Not so, said pro-IRV Progressive activist Terry Bouricious (pictured above right), a former Progressive Party Burlington City Council member and state representative, who pointed out that ”voters in the low-income renter wards were as likely to use additional rankings as voters in the more affluent wards…There is no evidence of any class bias in the actual use of ranked-ballots.”
But this is inferring individual behavior from aggregates, a social science no-no. There are well-educated, affluent folks in those neighborhoods.
Not that there is conclusive evidence that Gierzynski is right, either. There simply haven’t been enough IRV elections to make that determination. But there is ample circumstantial evidence that IRV can be confusing, and obviously more confusing to the less educated. In support of this contention, allow me to present Exhibit A: Me.
I took me weeks of reading and interviewing to figure out exactly how IRV works. And I have covered some or all of 11 presidential elections, statewide races in 49 states (never got to Hawaii) and mayoral contests in every big city in the country. Granted, some will point out a paucity of intellect as a complicating factor here. But all that experience ought to mitigate that defect at least to some extent. So if IRV confused me, it’s likely to have confused others.
Again, all voting systems have their drawbacks and IRV has it advantages. But regarding it as the cure-all for electoral problems seems premature at best. Bizarre outcomes are as possible under IRV as under any other system. The Burlington election may have been an example of that.
In a sense, though, the technical back-and-forth about the pluses and minuses of IRV misses the main point. As both Gierzynski and Bouricious acknowledge, the dispute is really about political philosophy.

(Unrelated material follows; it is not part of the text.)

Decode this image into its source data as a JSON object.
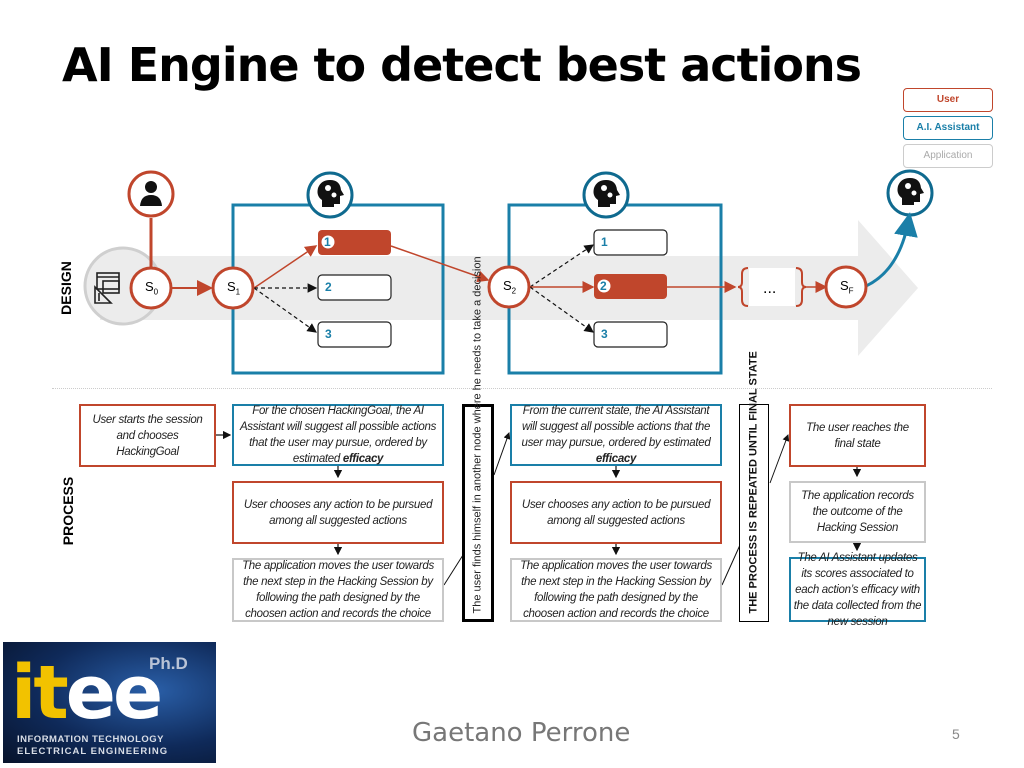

Gierzynski’s preferred remedy is not so much a different election system as a different political culture, in which those with “a (mostly) shared ideology,”( in Vermont, that means Democrats and Progressives) coalesced in one party, fighting out their differences in primaries before presenting a unified front in the general election.

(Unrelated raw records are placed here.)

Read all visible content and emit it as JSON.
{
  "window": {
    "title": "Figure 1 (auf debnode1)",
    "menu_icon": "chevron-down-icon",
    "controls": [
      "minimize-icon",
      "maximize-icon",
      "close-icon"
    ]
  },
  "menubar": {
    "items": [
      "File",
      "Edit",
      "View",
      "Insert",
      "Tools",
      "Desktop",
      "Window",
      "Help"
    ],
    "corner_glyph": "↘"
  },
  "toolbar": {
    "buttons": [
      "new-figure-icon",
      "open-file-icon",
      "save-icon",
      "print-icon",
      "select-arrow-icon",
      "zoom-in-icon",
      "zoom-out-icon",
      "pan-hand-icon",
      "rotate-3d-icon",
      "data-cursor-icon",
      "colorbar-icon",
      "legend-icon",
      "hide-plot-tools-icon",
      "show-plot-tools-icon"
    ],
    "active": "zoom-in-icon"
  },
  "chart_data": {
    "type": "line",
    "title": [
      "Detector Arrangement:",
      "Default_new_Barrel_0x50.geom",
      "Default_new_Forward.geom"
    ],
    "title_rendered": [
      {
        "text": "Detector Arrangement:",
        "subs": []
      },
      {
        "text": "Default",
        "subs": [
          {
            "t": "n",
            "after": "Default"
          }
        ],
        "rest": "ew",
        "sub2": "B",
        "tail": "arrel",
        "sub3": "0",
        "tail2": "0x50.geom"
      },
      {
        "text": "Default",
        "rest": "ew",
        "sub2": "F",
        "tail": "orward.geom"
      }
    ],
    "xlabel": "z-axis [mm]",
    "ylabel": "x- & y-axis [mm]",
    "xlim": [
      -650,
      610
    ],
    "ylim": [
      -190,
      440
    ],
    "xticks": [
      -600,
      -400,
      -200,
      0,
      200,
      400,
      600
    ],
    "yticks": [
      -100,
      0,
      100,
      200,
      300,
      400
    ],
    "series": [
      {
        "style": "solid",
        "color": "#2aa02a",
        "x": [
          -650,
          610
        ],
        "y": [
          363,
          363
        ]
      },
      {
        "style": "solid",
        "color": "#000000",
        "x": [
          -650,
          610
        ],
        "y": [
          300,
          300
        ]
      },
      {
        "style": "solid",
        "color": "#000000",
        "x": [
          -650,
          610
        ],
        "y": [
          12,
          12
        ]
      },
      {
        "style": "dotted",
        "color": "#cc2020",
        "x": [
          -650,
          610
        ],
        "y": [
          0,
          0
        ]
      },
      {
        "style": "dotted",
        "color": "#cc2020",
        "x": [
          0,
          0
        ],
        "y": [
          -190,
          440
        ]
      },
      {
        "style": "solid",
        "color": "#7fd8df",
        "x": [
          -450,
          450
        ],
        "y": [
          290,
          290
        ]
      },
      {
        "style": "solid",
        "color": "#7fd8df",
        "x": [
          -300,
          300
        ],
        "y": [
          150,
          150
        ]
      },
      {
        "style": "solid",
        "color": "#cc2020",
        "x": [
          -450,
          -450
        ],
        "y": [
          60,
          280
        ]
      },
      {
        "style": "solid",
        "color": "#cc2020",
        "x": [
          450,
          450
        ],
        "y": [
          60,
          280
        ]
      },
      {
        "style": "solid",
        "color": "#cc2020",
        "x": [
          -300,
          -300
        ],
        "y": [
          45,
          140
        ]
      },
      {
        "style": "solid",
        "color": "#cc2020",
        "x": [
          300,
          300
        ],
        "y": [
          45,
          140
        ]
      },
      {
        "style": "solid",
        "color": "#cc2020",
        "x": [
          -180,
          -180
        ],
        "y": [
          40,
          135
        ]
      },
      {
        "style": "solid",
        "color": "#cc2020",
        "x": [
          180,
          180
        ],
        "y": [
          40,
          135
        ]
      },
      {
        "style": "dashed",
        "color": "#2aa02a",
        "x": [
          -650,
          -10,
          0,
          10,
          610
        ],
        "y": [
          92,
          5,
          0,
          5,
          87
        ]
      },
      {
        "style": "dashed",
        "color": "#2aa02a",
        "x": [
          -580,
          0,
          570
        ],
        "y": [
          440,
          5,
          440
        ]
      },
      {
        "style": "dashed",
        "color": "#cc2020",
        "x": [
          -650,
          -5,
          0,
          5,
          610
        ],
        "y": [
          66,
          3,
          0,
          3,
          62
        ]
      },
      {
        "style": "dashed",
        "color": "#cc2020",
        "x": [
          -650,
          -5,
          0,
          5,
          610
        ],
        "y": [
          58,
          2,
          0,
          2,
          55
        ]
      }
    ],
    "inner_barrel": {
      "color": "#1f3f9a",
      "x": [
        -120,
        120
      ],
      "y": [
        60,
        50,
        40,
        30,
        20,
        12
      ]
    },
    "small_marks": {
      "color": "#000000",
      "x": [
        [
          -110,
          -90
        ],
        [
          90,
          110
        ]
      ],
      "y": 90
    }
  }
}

Bouricious thinks that’s a bad idea. He derides that as a “political duopoly,” and prefers a multi-party setup such as prevails, he said, “in almost all the other democracies” in the world.
Well, not all. Britain has what is basically a two-party system; the third party Liberal Democrats are weak and likely to get weaker now that both major parties have moved to the center. Its de facto two-party system provides stability, in contrast to the multi-party Italian situation in which governments are lucky to last a year. Or the Israeli situation in which the minority (and in at least one case corrupt) ultra-religious parties exercise disproportionate power.
Besides, in most multi-party democracies, there are effectively two parties, as the several parties coalesce into two competing blocs.
“They do it after the election,” Gierzynski said. “Typically here in the U.S. we do it before the election so voters can see. We get to choose in our elections which coalition is going to run the government. They (voters in multi-party democracies) have no control over the coalition-building. It’s done behind closed doors.”
But to the many Vermonters who take a different point of view, IRV has another advantage. It protects a minor party such as the Progressives (I know, legally it’s a “major party.” But it isn’t) from being labeled a “spoiler” by taking enough votes from their sort-of allies, the Democrats, to throw a race to the Republicans. That’s what happened in 2002 when Progressive Anthony Pollina diverted enough votes from Democrat Peter Shumlin to elect Republican Brian Dubie.
In other words, whatever its advantages, in this state IRV is among other things a Progressive Party Preservation Act. Whether that’s a plus or minus depends on whether one thinks Vermont is best served by two major-party coalitions or by several independent parties, a matter over which reasonable people may differ. And do.